Weihnachtsmann in Postpaket mit Geschenken und WeihnachtsbaumPakete mit Weihnachtsgeschenken machen sich November und Dezember jeden Jahres auf den Weg. Das Ziel: Menschen in aller Welt Freude machen. Aber neben der Freude gibt es leider jedes Jahr auch immer viel Frust wegen unpünktlich oder sogar nicht ankommender Geschenke.Das liegt aber oft an eigenen Fehlern des Versenders: Das Paket kommt nicht an, weil unerlaubte Produkte vom Zoll entnommen wurden, das Weihnachtsgebäck ist durch den Transport unverzehrbar oder wegen zu hoher Werte muss der Empfänger eines Weihnachtspakets Zollgebühren zahlen.

All das ist aber vermeidbar mit etwas Wissen. Wie Ihr Paket zu Weihnachten Freude bringt statt Ärger zu verursachen zeigen wir Ihnen in diesem Artikel.

Paket zu Weihnachten rechtzeitig aufgeben

Ein Klassiker jedes Jahr ist die Frage: wann muss das Paket denn aufgeben werden, damit es wirklich pünktlich zu Weihnachten beim Empfänger ankommt. Denn niemand freut sich, wenn die Weihnachtsgeschenke im Paket bis zu Neujahr oder noch länger unterwegs sind.

Für den Versand-Zeitpunkt eines pünktlichen Weihnachts-Pakets muss unterschieden werden, in welche Region ein Paket geschickt werden soll. Für jedes Land gibt es ja verschiedene Paketlaufzeiten. So ist ein Paket in unsere Nachbarstaaten schneller (nach Polen z.B. etwa 3 Tage), auf andere Kontinente aber auch schon unter dem Jahr deutlich länger unterwegs (nach Argentinien z.B. bis zu 14 Tage).

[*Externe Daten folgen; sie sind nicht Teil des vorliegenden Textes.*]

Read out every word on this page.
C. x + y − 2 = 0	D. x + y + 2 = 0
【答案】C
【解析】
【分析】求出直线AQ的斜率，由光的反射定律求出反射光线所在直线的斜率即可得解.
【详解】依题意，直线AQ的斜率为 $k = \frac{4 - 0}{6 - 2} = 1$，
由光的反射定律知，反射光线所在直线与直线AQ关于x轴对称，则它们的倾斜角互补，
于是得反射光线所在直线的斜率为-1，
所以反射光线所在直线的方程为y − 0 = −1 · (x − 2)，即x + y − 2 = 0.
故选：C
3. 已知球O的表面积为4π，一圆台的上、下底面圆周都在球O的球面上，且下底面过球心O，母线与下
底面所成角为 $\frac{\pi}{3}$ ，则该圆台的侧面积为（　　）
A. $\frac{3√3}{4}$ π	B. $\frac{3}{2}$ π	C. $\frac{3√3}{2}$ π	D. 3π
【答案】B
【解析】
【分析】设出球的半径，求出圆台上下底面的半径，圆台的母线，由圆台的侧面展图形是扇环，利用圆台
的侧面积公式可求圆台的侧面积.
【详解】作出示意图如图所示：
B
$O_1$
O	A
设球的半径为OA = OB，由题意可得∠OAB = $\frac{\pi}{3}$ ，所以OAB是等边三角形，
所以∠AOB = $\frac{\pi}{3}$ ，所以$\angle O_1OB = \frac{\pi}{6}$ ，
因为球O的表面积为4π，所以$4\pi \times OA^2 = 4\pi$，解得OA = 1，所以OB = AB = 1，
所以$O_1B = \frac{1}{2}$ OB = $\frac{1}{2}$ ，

Dazu kommt zu Weihnachten natürlich das erhöhte Paketaufkommen. Einerseits müssen die Paketdienste im Dezember viel mehr Pakete befördern als in den anderen Monaten und nicht jedes Land ist auf dieses zusätzliche Paketvolumen gut vorbereitet, wie es inzwischen in Deutschland der Fall ist. Dazu kommt aber gerade bei Auslandspaketen der Zoll des Empfängerlandes. Oft erhöht sich die Paketlaufzeit, weil die Bearbeitung beim Zoll länger dauert als normal. Denn zu Weihnachten muss oft die gleiche Anzahl an Mitarbeitern plötzlich viel mehr Pakete bearbeiten – und das verzögert die Weitergabe an den ausliefernden Paketdienst vor Ort.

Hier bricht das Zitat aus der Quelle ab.